Uniqueness of Artin-Wedderburn decomposition I am studying Artin-Wedderburn structural decomposition theorem for semisimple rings. I understand that it says that any semisimple ring, $R$ is isomorphic (as rings) to $M_{n_1}(D_1) \times M_{n_2}(D_2)\times\cdots\times M_{n_k}(D_k)$ for some $n_i$ and division rings $D_i$. Is this decomposition unique, i.e., suppose $R$ is also isomorphic to $M_{n'_1}(D'_1) \times M_{n'_2}(D'_2)\times\cdots\times M_{n'_{k'}}(D'_{k'})$, then is $k=k'$ and $n_i$ equal to $n'_i$ and $D_i \approx D'_i$ up to some permutation? If so, how?
 A: Yes, the number of factors, dimensions of the factors, and the division rings for each factor are unique.
I will outline the general idea.
If two semisimple rings are isomorphic, you know that the isotypes of their minimal right ideals match, so they will have the same number of Wedderburn components. This means the number of simple components ($k$ in your writeup) will be the same for both.  Furthermore you know the composition lengths of each component will match, and that determines $n_k$ for each $k$.
Finally, the division rings are just endomorphism rings of the minimal right ideals in each component, and since you know isomorphic simple modules have isomorphic endomorphism rings, the division rings match.

I just scraped up the first reference I could find with a proof. 

Passman, Donald S. A course in ring theory. American Mathematical Soc., 2004. (Theorem 4.5 p 36)
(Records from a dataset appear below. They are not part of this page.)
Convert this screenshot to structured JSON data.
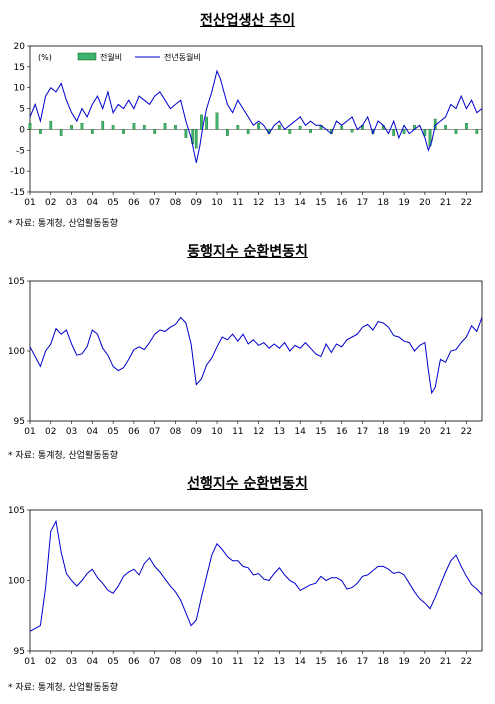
{
  "charts": [
    {
      "title": "전산업생산 추이",
      "source": "* 자료: 통계청, 산업활동동향",
      "unit": "(%)",
      "legend": [
        "전월비",
        "전년동월비"
      ],
      "x_tick_labels": [
        "01",
        "02",
        "03",
        "04",
        "05",
        "06",
        "07",
        "08",
        "09",
        "10",
        "11",
        "12",
        "13",
        "14",
        "15",
        "16",
        "17",
        "18",
        "19",
        "20",
        "21",
        "22"
      ],
      "y_tick_labels": [
        "20",
        "15",
        "10",
        "5",
        "0",
        "-5",
        "-10",
        "-15"
      ]
    },
    {
      "title": "동행지수 순환변동치",
      "source": "* 자료: 통계청, 산업활동동향",
      "x_tick_labels": [
        "01",
        "02",
        "03",
        "04",
        "05",
        "06",
        "07",
        "08",
        "09",
        "10",
        "11",
        "12",
        "13",
        "14",
        "15",
        "16",
        "17",
        "18",
        "19",
        "20",
        "21",
        "22"
      ],
      "y_tick_labels": [
        "105",
        "100",
        "95"
      ]
    },
    {
      "title": "선행지수 순환변동치",
      "source": "* 자료: 통계청, 산업활동동향",
      "x_tick_labels": [
        "01",
        "02",
        "03",
        "04",
        "05",
        "06",
        "07",
        "08",
        "09",
        "10",
        "11",
        "12",
        "13",
        "14",
        "15",
        "16",
        "17",
        "18",
        "19",
        "20",
        "21",
        "22"
      ],
      "y_tick_labels": [
        "105",
        "100",
        "95"
      ]
    }
  ],
  "chart_data": [
    {
      "type": "bar+line",
      "title": "전산업생산 추이",
      "ylabel": "(%)",
      "ylim": [
        -15,
        20
      ],
      "xlim": [
        2001.0,
        2022.75
      ],
      "grid": false,
      "legend_position": "top-left",
      "colors": {
        "bar": "#3cb371",
        "bar_edge": "#006400",
        "line": "#0000cd"
      },
      "series": [
        {
          "name": "전년동월비",
          "kind": "line",
          "x": [
            2001.0,
            2001.25,
            2001.5,
            2001.75,
            2002.0,
            2002.25,
            2002.5,
            2002.75,
            2003.0,
            2003.25,
            2003.5,
            2003.75,
            2004.0,
            2004.25,
            2004.5,
            2004.75,
            2005.0,
            2005.25,
            2005.5,
            2005.75,
            2006.0,
            2006.25,
            2006.5,
            2006.75,
            2007.0,
            2007.25,
            2007.5,
            2007.75,
            2008.0,
            2008.25,
            2008.5,
            2008.75,
            2009.0,
            2009.17,
            2009.33,
            2009.5,
            2009.75,
            2010.0,
            2010.17,
            2010.33,
            2010.5,
            2010.75,
            2011.0,
            2011.25,
            2011.5,
            2011.75,
            2012.0,
            2012.25,
            2012.5,
            2012.75,
            2013.0,
            2013.25,
            2013.5,
            2013.75,
            2014.0,
            2014.25,
            2014.5,
            2014.75,
            2015.0,
            2015.25,
            2015.5,
            2015.75,
            2016.0,
            2016.25,
            2016.5,
            2016.75,
            2017.0,
            2017.25,
            2017.5,
            2017.75,
            2018.0,
            2018.25,
            2018.5,
            2018.75,
            2019.0,
            2019.25,
            2019.5,
            2019.75,
            2020.0,
            2020.17,
            2020.33,
            2020.5,
            2020.75,
            2021.0,
            2021.25,
            2021.5,
            2021.75,
            2022.0,
            2022.25,
            2022.5,
            2022.75
          ],
          "values": [
            3,
            6,
            2,
            8,
            10,
            9,
            11,
            7,
            4,
            2,
            5,
            3,
            6,
            8,
            5,
            9,
            4,
            6,
            5,
            7,
            5,
            8,
            7,
            6,
            8,
            9,
            7,
            5,
            6,
            7,
            2,
            -2,
            -8,
            -4,
            1,
            5,
            9,
            14,
            12,
            9,
            6,
            4,
            7,
            5,
            3,
            1,
            2,
            1,
            -1,
            1,
            2,
            0,
            1,
            2,
            3,
            1,
            2,
            1,
            1,
            0,
            -1,
            2,
            1,
            2,
            3,
            0,
            1,
            3,
            -1,
            2,
            1,
            -1,
            2,
            -2,
            1,
            -1,
            0,
            1,
            -2,
            -5,
            -3,
            1,
            2,
            3,
            6,
            5,
            8,
            5,
            7,
            4,
            5
          ]
        },
        {
          "name": "전월비",
          "kind": "bar",
          "x": [
            2001.0,
            2001.5,
            2002.0,
            2002.5,
            2003.0,
            2003.5,
            2004.0,
            2004.5,
            2005.0,
            2005.5,
            2006.0,
            2006.5,
            2007.0,
            2007.5,
            2008.0,
            2008.5,
            2008.83,
            2009.0,
            2009.25,
            2009.5,
            2010.0,
            2010.5,
            2011.0,
            2011.5,
            2012.0,
            2012.5,
            2013.0,
            2013.5,
            2014.0,
            2014.5,
            2015.0,
            2015.5,
            2016.0,
            2016.5,
            2017.0,
            2017.5,
            2018.0,
            2018.5,
            2019.0,
            2019.5,
            2020.0,
            2020.25,
            2020.5,
            2021.0,
            2021.5,
            2022.0,
            2022.5
          ],
          "values": [
            1.5,
            -1,
            2,
            -1.5,
            1,
            1.5,
            -1,
            2,
            1,
            -1,
            1.5,
            1,
            -1,
            1.5,
            1,
            -2,
            -3.5,
            -4.5,
            3.5,
            3,
            4,
            -1.5,
            1,
            -1,
            1.5,
            -1,
            1,
            -1,
            0.8,
            -0.8,
            1,
            -1,
            0.8,
            -0.7,
            1,
            -1,
            1,
            -1.5,
            -1,
            1,
            -1.5,
            -4,
            2.5,
            1,
            -1,
            1.5,
            -1
          ]
        }
      ]
    },
    {
      "type": "line",
      "title": "동행지수 순환변동치",
      "ylim": [
        95,
        105
      ],
      "xlim": [
        2001.0,
        2022.75
      ],
      "grid": false,
      "colors": {
        "line": "#0000cd"
      },
      "x": [
        2001.0,
        2001.25,
        2001.5,
        2001.75,
        2002.0,
        2002.25,
        2002.5,
        2002.75,
        2003.0,
        2003.25,
        2003.5,
        2003.75,
        2004.0,
        2004.25,
        2004.5,
        2004.75,
        2005.0,
        2005.25,
        2005.5,
        2005.75,
        2006.0,
        2006.25,
        2006.5,
        2006.75,
        2007.0,
        2007.25,
        2007.5,
        2007.75,
        2008.0,
        2008.25,
        2008.5,
        2008.75,
        2009.0,
        2009.25,
        2009.5,
        2009.75,
        2010.0,
        2010.25,
        2010.5,
        2010.75,
        2011.0,
        2011.25,
        2011.5,
        2011.75,
        2012.0,
        2012.25,
        2012.5,
        2012.75,
        2013.0,
        2013.25,
        2013.5,
        2013.75,
        2014.0,
        2014.25,
        2014.5,
        2014.75,
        2015.0,
        2015.25,
        2015.5,
        2015.75,
        2016.0,
        2016.25,
        2016.5,
        2016.75,
        2017.0,
        2017.25,
        2017.5,
        2017.75,
        2018.0,
        2018.25,
        2018.5,
        2018.75,
        2019.0,
        2019.25,
        2019.5,
        2019.75,
        2020.0,
        2020.17,
        2020.33,
        2020.5,
        2020.75,
        2021.0,
        2021.25,
        2021.5,
        2021.75,
        2022.0,
        2022.25,
        2022.5,
        2022.75
      ],
      "values": [
        100.3,
        99.6,
        98.9,
        100.0,
        100.5,
        101.6,
        101.2,
        101.5,
        100.5,
        99.7,
        99.8,
        100.3,
        101.5,
        101.2,
        100.2,
        99.7,
        98.9,
        98.6,
        98.8,
        99.4,
        100.1,
        100.3,
        100.1,
        100.6,
        101.2,
        101.5,
        101.4,
        101.7,
        101.9,
        102.4,
        102.0,
        100.5,
        97.6,
        98.0,
        99.0,
        99.5,
        100.3,
        101.0,
        100.8,
        101.2,
        100.7,
        101.2,
        100.5,
        100.8,
        100.4,
        100.6,
        100.2,
        100.5,
        100.2,
        100.6,
        100.0,
        100.4,
        100.2,
        100.6,
        100.2,
        99.8,
        99.6,
        100.5,
        99.9,
        100.5,
        100.3,
        100.8,
        101.0,
        101.2,
        101.7,
        101.9,
        101.5,
        102.1,
        102.0,
        101.7,
        101.1,
        101.0,
        100.7,
        100.6,
        100.0,
        100.4,
        100.6,
        98.6,
        97.0,
        97.4,
        99.4,
        99.2,
        100.0,
        100.1,
        100.6,
        101.0,
        101.8,
        101.4,
        102.4
      ]
    },
    {
      "type": "line",
      "title": "선행지수 순환변동치",
      "ylim": [
        95,
        105
      ],
      "xlim": [
        2001.0,
        2022.75
      ],
      "grid": false,
      "colors": {
        "line": "#0000cd"
      },
      "x": [
        2001.0,
        2001.25,
        2001.5,
        2001.75,
        2002.0,
        2002.25,
        2002.5,
        2002.75,
        2003.0,
        2003.25,
        2003.5,
        2003.75,
        2004.0,
        2004.25,
        2004.5,
        2004.75,
        2005.0,
        2005.25,
        2005.5,
        2005.75,
        2006.0,
        2006.25,
        2006.5,
        2006.75,
        2007.0,
        2007.25,
        2007.5,
        2007.75,
        2008.0,
        2008.25,
        2008.5,
        2008.75,
        2009.0,
        2009.25,
        2009.5,
        2009.75,
        2010.0,
        2010.25,
        2010.5,
        2010.75,
        2011.0,
        2011.25,
        2011.5,
        2011.75,
        2012.0,
        2012.25,
        2012.5,
        2012.75,
        2013.0,
        2013.25,
        2013.5,
        2013.75,
        2014.0,
        2014.25,
        2014.5,
        2014.75,
        2015.0,
        2015.25,
        2015.5,
        2015.75,
        2016.0,
        2016.25,
        2016.5,
        2016.75,
        2017.0,
        2017.25,
        2017.5,
        2017.75,
        2018.0,
        2018.25,
        2018.5,
        2018.75,
        2019.0,
        2019.25,
        2019.5,
        2019.75,
        2020.0,
        2020.25,
        2020.5,
        2020.75,
        2021.0,
        2021.25,
        2021.5,
        2021.75,
        2022.0,
        2022.25,
        2022.5,
        2022.75
      ],
      "values": [
        96.4,
        96.6,
        96.8,
        99.5,
        103.5,
        104.2,
        102.0,
        100.5,
        100.0,
        99.6,
        100.0,
        100.5,
        100.8,
        100.2,
        99.8,
        99.3,
        99.1,
        99.6,
        100.3,
        100.6,
        100.8,
        100.4,
        101.2,
        101.6,
        101.0,
        100.6,
        100.1,
        99.6,
        99.2,
        98.6,
        97.7,
        96.8,
        97.2,
        98.8,
        100.3,
        101.8,
        102.6,
        102.2,
        101.7,
        101.4,
        101.4,
        101.0,
        100.9,
        100.4,
        100.5,
        100.1,
        100.0,
        100.5,
        100.9,
        100.4,
        100.0,
        99.8,
        99.3,
        99.5,
        99.7,
        99.8,
        100.3,
        100.0,
        100.2,
        100.2,
        100.0,
        99.4,
        99.5,
        99.8,
        100.3,
        100.4,
        100.7,
        101.0,
        101.0,
        100.8,
        100.5,
        100.6,
        100.4,
        99.8,
        99.2,
        98.7,
        98.4,
        98.0,
        98.8,
        99.7,
        100.6,
        101.4,
        101.8,
        101.0,
        100.3,
        99.7,
        99.4,
        99.0
      ]
    }
  ]
}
I'm also pretty sure it appears in Lectures on modules and rings by Lam.  I thought it also appeared in Algebra: a graduate course by Isaacs, but I haven't had time to track them down.
A: Yes. The number $k$ is equal to the number of isomorphism classes of irreducible $R$-modules, and the $n_i$s are equal to their dimensions, and the $D_i$s are the endomorphism rings of the irreducible $R$-modules.